Ma qual è la religione di Vico? La Scienza nuova non autorizza a parlare di cristianesimo, ma soltanto di una religione naturale-razionale che si trova in tutte le genti dagli inizi della storia del mondo. Si potrebbe dire che Vico sia il rappresentante di una forma di deismo storicistico che fa, insieme, da contrappeso e da integrazione al deismo naturalistico. Ciò che lo distingue da quest’ultimo è l’intento esplicito di aver voluto fondare questa teologia sul cosmo umano e storico, anziché su quello naturale, ma ne conserva lo spirito perché rifugge da complementi dogmatici sostanziali e intende poggiare soltanto su basi razionali. Nessun accenno si trova infatti nel filosofo ai fondamentali dogmi del cristianesimo (la Trinità e l’Incarnazione) che gli appaiono al di là di quanto la ragione umana può giustificare.

Vico rimane un pensatore centrale della filosofia settecentesca per l’originalità con cui rielabora teorie e tradizioni del passato innovandole profondamente con gli strumenti dell’epistemologia moderna.

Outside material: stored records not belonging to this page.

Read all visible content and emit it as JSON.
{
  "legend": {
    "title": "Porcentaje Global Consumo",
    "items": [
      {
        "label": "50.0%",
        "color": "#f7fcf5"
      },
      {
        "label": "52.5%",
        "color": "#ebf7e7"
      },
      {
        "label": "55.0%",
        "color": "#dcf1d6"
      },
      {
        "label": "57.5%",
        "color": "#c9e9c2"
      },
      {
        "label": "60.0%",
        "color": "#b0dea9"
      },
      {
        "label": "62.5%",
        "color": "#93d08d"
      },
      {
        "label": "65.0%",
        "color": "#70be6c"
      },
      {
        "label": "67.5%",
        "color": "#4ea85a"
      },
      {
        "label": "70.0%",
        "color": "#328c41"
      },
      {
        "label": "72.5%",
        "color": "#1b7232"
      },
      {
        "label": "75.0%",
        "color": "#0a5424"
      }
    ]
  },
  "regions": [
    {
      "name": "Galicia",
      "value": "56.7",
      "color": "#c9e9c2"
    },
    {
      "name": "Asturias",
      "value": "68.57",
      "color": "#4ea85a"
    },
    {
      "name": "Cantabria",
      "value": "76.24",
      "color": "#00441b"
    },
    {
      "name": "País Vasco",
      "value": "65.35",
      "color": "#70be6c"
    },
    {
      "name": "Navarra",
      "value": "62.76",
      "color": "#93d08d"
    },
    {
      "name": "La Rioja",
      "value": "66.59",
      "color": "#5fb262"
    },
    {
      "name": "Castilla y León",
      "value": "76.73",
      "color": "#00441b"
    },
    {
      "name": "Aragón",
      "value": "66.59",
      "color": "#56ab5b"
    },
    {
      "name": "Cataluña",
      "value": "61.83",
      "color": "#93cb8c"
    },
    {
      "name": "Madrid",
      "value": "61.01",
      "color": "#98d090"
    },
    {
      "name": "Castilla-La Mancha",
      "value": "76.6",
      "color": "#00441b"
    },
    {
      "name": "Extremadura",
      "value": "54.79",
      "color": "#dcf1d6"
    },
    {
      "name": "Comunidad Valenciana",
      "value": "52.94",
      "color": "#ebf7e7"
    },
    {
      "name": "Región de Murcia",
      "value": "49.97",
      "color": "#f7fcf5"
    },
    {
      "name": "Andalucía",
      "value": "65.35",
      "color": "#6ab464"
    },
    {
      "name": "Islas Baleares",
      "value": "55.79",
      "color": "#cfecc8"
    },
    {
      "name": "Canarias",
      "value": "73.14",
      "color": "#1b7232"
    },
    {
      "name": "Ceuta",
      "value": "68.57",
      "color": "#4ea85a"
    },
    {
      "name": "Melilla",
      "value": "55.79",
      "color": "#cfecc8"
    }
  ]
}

Il suo ruolo, erede della cultura classica e insieme portatore di nuove prospettive, rappresenta il fulcro in bilico tra antichi e moderni. Rimane dunque intatta l’altissima considerazione per un filosofo che, quando la decadenza della cultura italiana viene rinfacciata dagli stranieri, è assunto a vanto di una grandezza che le generazioni vissute prima del Risorgimento ancora non si rassegnano di perdere. Si deve anche al suo contributo se la letteratura europea inaugurata da Omero prosegue senza soluzioni di continuità il suo ciclo organico fino a Goethe. E proprio il pensatore tedesco lo considerò un «antico scrittore» della cui «sapienza senza fondo» vanno «lieti e superbi» i moderni.

Bibliografia:

E. Berti – F. Volpi,  Storia della filosofia, vol. I, Laterza, Roma-Bari, 2009.

Andrea Battistini, Vico tra gli antichi e i moderni, il Mulino, Bologna, 2004.

Karl Löwith, Significato e fine della storia, il Saggiatore, Milano, 2015.

Manuela Sanna, Vico, Carocci, Roma, 2016.